Das Gesicht Lanzarotes wurde vor allem von den gewaltigen Vulkanausbrüchen zwischen 1730 und 1736 geprägt. Der vorläufig letzte Ausbruch ereignete sich im Sommer des Jahres 1824. Im Zentrum des Geschehens liegt heute das Timanfayagebirge mit den Montanas del Fuego, den Feuerbergen. Diese 5107 ha. grosse Region, deren Westgrenze der Atlantik bildet, wurde am 9. August 1974 zum Nationalpark erklärt und somit fast rein für die Nachwelt erhalten. Diese eben erst erstarrte Schöpfungslandschaft aus Kratern und Kegeln, rot oxydiertem Tuff, weiten Schlackesträmen und leblosen Flächen aus schwarzer Lavaasche ist durch eine 14 Km lange Strasse, der Ruta de los Volcanes, für den Tourismus zugänglich gemacht worden. So ist der Nationalpark Timanfaya zum Anschauungsmodell eines der faszinierensten geologischen Ereignisse dieser Erde geworden - dem Vulkanismus.

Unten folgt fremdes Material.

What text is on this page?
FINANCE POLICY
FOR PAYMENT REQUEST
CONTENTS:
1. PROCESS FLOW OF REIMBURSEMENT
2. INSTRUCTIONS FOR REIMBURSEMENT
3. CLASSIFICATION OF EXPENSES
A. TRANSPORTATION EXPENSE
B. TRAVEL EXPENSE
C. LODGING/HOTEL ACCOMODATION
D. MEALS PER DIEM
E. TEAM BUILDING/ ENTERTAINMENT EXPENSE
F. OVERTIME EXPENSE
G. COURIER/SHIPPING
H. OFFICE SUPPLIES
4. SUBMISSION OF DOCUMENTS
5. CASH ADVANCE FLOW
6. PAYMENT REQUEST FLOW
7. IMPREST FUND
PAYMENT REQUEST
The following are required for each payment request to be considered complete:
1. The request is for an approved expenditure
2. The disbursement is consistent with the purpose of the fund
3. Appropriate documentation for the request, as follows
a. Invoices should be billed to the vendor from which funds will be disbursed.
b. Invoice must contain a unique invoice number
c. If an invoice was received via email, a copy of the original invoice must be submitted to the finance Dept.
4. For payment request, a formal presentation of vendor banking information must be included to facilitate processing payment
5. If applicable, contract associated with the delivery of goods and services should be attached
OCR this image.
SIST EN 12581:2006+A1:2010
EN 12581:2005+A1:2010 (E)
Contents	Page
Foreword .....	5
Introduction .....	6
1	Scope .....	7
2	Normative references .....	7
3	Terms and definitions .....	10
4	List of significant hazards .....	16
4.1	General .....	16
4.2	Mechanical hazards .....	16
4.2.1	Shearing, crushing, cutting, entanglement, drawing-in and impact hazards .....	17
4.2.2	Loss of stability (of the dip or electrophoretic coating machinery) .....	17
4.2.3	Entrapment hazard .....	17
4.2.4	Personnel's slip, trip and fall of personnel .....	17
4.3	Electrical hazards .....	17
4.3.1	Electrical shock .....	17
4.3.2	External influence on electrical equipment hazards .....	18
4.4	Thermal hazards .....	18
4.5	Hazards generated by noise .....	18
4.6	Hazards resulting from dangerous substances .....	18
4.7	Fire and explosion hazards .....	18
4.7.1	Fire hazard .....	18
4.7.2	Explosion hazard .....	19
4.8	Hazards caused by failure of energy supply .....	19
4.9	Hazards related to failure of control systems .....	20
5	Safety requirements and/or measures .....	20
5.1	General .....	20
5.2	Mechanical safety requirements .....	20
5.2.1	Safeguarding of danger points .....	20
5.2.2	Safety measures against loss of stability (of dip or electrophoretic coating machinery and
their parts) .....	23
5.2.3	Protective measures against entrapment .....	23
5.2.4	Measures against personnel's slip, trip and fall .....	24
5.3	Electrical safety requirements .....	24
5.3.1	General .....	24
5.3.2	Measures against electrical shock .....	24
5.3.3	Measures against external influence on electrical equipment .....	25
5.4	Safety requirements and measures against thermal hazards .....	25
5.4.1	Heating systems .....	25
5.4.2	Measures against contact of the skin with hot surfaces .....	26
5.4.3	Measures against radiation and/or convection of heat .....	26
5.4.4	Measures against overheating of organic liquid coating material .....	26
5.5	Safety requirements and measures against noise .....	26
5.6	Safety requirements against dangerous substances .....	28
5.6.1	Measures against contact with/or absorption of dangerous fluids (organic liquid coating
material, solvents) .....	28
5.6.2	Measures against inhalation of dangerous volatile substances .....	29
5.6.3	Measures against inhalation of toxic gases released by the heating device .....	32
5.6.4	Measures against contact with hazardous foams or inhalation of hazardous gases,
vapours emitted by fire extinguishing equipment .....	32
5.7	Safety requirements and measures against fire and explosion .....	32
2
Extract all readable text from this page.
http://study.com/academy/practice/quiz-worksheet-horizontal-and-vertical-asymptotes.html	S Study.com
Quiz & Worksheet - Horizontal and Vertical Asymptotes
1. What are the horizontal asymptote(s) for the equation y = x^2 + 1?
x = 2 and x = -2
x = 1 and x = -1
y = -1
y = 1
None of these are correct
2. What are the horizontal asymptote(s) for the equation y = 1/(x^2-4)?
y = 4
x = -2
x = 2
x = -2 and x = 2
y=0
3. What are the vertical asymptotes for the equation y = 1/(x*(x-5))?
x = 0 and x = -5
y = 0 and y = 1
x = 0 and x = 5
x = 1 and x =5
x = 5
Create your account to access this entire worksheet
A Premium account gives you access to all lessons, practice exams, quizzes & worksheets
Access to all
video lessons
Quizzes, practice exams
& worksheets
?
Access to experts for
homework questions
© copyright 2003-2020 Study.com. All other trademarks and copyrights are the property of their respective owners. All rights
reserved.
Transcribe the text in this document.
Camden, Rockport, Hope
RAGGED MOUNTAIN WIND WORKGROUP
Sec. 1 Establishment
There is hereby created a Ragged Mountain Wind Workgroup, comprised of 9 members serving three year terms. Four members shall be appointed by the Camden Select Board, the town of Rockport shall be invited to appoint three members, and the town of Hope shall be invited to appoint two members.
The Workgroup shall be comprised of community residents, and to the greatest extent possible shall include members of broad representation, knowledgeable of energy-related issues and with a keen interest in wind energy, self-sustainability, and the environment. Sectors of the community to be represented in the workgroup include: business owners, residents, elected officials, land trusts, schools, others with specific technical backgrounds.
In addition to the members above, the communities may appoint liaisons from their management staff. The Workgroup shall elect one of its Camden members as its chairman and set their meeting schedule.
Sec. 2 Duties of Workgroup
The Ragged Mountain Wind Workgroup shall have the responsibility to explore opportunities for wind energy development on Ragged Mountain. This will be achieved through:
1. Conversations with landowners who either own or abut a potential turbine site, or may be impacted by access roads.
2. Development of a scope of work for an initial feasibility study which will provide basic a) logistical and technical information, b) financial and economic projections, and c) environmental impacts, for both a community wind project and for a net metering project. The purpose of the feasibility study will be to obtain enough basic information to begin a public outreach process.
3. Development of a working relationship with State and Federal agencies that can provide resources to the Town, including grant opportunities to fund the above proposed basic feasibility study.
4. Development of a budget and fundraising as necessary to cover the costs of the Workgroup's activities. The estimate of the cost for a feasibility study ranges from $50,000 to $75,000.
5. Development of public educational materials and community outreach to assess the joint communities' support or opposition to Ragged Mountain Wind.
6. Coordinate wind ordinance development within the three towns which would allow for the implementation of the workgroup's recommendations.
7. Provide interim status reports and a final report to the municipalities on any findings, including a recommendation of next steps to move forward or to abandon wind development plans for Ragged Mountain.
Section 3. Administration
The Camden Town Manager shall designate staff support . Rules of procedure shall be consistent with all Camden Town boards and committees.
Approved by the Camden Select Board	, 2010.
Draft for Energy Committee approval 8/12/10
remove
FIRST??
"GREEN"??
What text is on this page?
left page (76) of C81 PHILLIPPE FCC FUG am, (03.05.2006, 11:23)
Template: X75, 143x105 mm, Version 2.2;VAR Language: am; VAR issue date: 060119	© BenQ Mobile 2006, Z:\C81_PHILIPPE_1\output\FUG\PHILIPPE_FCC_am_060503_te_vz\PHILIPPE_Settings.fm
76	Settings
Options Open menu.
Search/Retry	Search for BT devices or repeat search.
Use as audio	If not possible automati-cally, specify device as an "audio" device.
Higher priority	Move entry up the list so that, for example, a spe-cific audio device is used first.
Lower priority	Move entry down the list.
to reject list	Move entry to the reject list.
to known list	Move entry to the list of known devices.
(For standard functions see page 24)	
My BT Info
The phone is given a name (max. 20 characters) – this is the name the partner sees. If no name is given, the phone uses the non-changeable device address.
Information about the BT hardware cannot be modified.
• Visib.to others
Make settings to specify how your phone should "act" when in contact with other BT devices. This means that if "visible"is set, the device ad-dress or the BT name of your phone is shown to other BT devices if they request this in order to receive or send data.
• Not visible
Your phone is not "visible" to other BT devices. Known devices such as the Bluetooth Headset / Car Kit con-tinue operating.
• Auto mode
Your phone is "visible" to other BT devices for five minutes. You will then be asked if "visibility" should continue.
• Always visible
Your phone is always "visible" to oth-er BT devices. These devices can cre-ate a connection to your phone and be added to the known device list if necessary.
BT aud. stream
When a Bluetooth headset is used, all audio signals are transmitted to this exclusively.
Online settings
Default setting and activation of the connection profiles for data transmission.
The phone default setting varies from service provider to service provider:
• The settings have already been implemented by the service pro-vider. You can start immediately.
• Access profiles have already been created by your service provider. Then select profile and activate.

Lanzarote, Timanfaya Der Vulkan el corazoncillo

Der vulkanische Mund El Horno.

Die grössten geologischen Veränderungen geschahen auf Lanzarote, als sich am1. Dezember 1730 über ein Dutzend Vulkankegel fast gleichzeitig öffneten. Eine bis zu 10 m dicke Lavaschicht vernichtete 11 Ortschaften, unter ihnen Tingafa, Mancha Blana, Santa Catalina und Timanfaya, und begrub 200 km2 fruchtbarste Erde unter sich. Schwache Nachwirkungen dieser ungeheuren Eruption, die man zu den grössten Vulkanausbrüchen geschichtlicher Zeit zählt, waren noch 1824 spürbar. Etwa 65 km unter der Erde entstand eine komplexe Mischung aus flüssigem Gestein und Gasen, die unter der Erdoberfläche Magma, über der Erdoberfläche Lava genannt wird.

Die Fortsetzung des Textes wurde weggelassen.